Sans perdre une minute, je me mis à l'écart pour prendre le temps de réfléchir à mes options. Je n'avais aucun moyen pour rejoindre Londres et il fallait bien compter encore près de deux heures de route pour y arriver. Je me voyais mal prendre à nouveau un transport en commun quel qu'il soit pour une durée aussi longue. Le trajet que je venais de faire m'avait suffisamment épuisée moralement ! J'observai d'ailleurs avec effroi au loin une partie des passagers agglutinés devant les bus.

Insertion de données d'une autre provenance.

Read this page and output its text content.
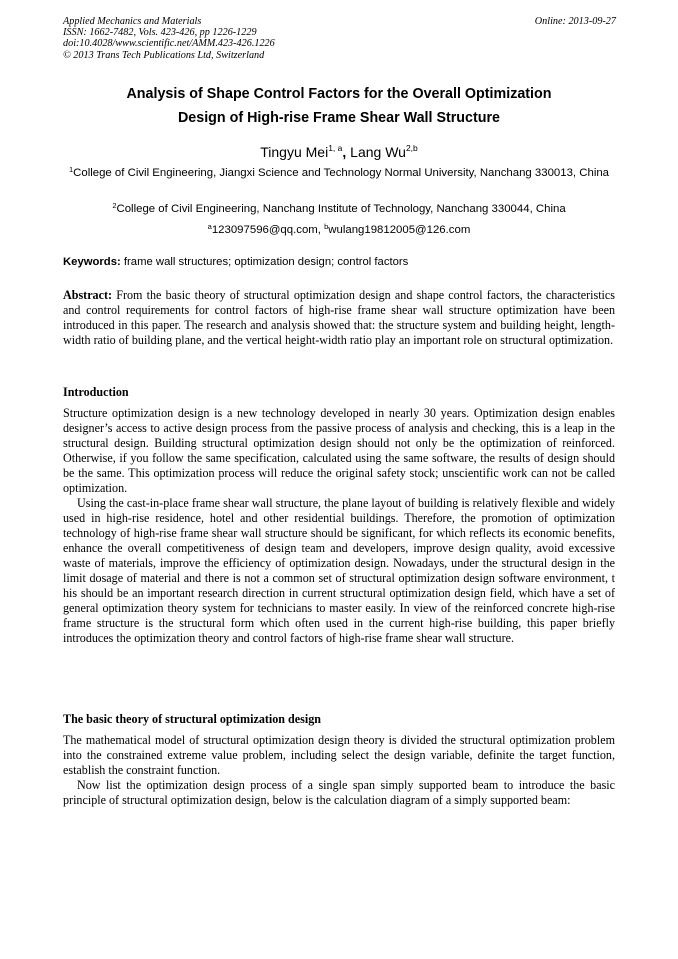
Applied Mechanics and Materials
ISSN: 1662-7482, Vols. 423-426, pp 1226-1229
doi:10.4028/www.scientific.net/AMM.423-426.1226
© 2013 Trans Tech Publications Ltd, Switzerland
Online: 2013-09-27
Analysis of Shape Control Factors for the Overall Optimization
Design of High-rise Frame Shear Wall Structure
Tingyu Mei$^{1, a}$, Lang Wu$^{2,b}$
$^1$College of Civil Engineering, Jiangxi Science and Technology Normal University, Nanchang 330013, China
$^2$College of Civil Engineering, Nanchang Institute of Technology, Nanchang 330044, China
$^a$123097596@qq.com, $^b$wulang19812005@126.com
Keywords: frame wall structures; optimization design; control factors

Abstract: From the basic theory of structural optimization design and shape control factors, the characteristics and control requirements for control factors of high-rise frame shear wall structure optimization have been introduced in this paper. The research and analysis showed that: the structure system and building height, length-width ratio of building plane, and the vertical height-width ratio play an important role on structural optimization.

Introduction

Structure optimization design is a new technology developed in nearly 30 years. Optimization design enables designer’s access to active design process from the passive process of analysis and checking, this is a leap in the structural design. Building structural optimization design should not only be the optimization of reinforced. Otherwise, if you follow the same specification, calculated using the same software, the results of design should be the same. This optimization process will reduce the original safety stock; unscientific work can not be called optimization.

Using the cast-in-place frame shear wall structure, the plane layout of building is relatively flexible and widely used in high-rise residence, hotel and other residential buildings. Therefore, the promotion of optimization technology of high-rise frame shear wall structure should be significant, for which reflects its economic benefits, enhance the overall competitiveness of design team and developers, improve design quality, avoid excessive waste of materials, improve the efficiency of optimization design. Nowadays, under the structural design in the limit dosage of material and there is not a common set of structural optimization design software environment, t his should be an important research direction in current structural optimization design field, which have a set of general optimization theory system for technicians to master easily. In view of the reinforced concrete high-rise frame structure is the structural form which often used in the current high-rise building, this paper briefly introduces the optimization theory and control factors of high-rise frame shear wall structure.

The basic theory of structural optimization design

The mathematical model of structural optimization design theory is divided the structural optimization problem into the constrained extreme value problem, including select the design variable, definite the target function, establish the constraint function.

Now list the optimization design process of a single span simply supported beam to introduce the basic principle of structural optimization design, below is the calculation diagram of a simply supported beam:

C'est alors que mon regard fut attiré par cette cabine téléphonique un peu plus loin et après l'avoir fixée de longues minutes je finis par me diriger vers elle. Je m'arrêtai encore quelques secondes devant elle, puis me décidai enfin à y entrer. Je déposai mon sac à mes pieds, puis attrapai le combiné et alors que les battements de mon cœur s'accéléraient, je composai fébrilement le numéro du manoir. Première tonalité. Peut-être que Noah allait décrocher... et si ce n'était pas le cas qu'elle serait la réaction de celui qui allait prendre l'appel ? Deuxième tonalité. Je me mordis la lèvre inférieure alors que l'angoisse me tordait le ventre en attendant que quelqu'un réponde. Troisième tonalité. Mes mains s'agrippaient un peu plus au combiné pour éviter qu'il ne m'échappe lorsqu'enfin quelqu'un décrocha.
- Oui, j'écoute.
Je reconnus immédiatement la voix enjouée de Nadia et une émotion incontrôlable me submergea aussitôt. Un mélange puissant de bonheur et de tristesse qui me donna subitement envie d'éclater de rire et de pleurer simultanément ! Et finalement, ce furent des larmes de soulagement qui se mirent à couler silencieusement alors que je fermai les yeux pour apprécier cet instant. Incapable de répondre tant ma gorge était serrée, je sentais toute la tension que j'avais accumulée durant le voyage et même avant être en train d'avoir raison de moi.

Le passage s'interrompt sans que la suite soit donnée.